James Buckland (born 21 September 1981 in Aylesbury, England) is a former rugby union player and current coach who played at hooker for Leicester Tigers, London Wasps, London Irish in the Aviva Premiership.

Born and raised in Aylesbury, Buckland started playing at Aylesbury RFC. Whilst playing for his home town club, he was spotted and offered a contract with the Northampton Saints. He did not make an appearance for their senior team and later signed with the Leicester Tigers during the summer of 2002.

That same summer, Buckland represented England at the 2002 IRB U21 World Championships.

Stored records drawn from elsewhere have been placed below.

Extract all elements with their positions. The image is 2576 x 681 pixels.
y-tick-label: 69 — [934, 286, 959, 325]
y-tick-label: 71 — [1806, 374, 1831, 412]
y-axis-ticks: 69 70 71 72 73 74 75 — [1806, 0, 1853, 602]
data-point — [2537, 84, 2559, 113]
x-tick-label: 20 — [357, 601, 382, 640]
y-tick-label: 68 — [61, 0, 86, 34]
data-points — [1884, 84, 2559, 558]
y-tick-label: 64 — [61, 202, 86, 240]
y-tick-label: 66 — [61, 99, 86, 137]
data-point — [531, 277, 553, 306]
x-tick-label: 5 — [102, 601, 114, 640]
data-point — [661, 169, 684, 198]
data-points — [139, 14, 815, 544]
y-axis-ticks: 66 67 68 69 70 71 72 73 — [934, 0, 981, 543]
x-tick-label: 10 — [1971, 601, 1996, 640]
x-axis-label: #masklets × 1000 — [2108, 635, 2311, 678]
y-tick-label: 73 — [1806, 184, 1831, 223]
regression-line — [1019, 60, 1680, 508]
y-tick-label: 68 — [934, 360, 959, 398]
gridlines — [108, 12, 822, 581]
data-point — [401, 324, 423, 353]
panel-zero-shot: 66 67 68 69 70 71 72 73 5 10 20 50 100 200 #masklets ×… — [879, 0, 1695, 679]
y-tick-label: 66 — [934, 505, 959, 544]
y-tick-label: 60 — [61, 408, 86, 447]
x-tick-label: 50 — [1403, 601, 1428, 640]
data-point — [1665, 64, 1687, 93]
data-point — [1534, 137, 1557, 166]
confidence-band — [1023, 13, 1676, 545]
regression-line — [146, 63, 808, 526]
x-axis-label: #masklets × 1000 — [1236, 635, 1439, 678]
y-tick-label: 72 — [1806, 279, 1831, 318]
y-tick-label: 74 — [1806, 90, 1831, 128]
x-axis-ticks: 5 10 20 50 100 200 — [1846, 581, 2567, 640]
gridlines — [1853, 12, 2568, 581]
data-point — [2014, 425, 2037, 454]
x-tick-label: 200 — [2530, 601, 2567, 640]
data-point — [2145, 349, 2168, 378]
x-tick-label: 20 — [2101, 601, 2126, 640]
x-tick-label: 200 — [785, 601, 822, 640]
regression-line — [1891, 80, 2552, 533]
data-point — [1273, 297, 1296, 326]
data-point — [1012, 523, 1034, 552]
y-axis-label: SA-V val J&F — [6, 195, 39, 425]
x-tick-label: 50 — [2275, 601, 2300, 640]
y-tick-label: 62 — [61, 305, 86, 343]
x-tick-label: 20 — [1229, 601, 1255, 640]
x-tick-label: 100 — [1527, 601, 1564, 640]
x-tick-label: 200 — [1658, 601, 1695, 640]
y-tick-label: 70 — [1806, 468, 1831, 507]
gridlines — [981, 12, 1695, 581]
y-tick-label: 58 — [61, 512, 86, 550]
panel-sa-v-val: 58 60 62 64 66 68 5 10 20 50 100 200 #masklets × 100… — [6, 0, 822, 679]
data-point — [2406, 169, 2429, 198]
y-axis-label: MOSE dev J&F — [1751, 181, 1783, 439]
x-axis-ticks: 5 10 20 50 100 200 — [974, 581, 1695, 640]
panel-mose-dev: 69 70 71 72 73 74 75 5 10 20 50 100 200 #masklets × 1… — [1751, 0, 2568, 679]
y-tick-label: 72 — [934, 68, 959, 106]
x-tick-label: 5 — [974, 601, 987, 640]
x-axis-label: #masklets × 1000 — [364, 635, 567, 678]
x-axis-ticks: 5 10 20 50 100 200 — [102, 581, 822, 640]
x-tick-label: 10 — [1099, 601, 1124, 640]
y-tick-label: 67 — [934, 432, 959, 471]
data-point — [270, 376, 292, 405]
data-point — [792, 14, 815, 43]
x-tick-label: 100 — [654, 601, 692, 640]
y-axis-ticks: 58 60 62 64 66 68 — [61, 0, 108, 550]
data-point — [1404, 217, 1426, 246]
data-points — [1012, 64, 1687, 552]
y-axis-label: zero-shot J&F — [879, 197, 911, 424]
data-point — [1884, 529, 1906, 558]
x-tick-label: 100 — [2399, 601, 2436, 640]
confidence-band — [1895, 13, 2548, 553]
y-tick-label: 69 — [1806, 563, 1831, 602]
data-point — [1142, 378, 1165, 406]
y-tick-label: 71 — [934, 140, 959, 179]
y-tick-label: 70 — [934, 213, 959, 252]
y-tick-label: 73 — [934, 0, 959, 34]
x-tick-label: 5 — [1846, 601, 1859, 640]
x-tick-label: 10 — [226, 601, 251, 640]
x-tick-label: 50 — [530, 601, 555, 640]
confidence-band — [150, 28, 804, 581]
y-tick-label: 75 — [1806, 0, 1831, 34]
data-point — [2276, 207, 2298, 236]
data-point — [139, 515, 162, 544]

During his spell with the Tigers, Buckland featured in the 2007 Heineken Cup Final. He also played as a replacement when Leicester won that year's Premiership final. He also represented the England Saxons at the 2006 Churchill Cup.

Buckland joined London Wasps for the 2007–08 season. Buckland signed for London Irish in the summer of 2008.
James Buckland retired from the game due to injury and became the forwards coach at Championship rugby club London Scottish from 2011/12 season.

In the summer of 2015 he became head coach at National One side Rosslyn Park on a 3-year contract.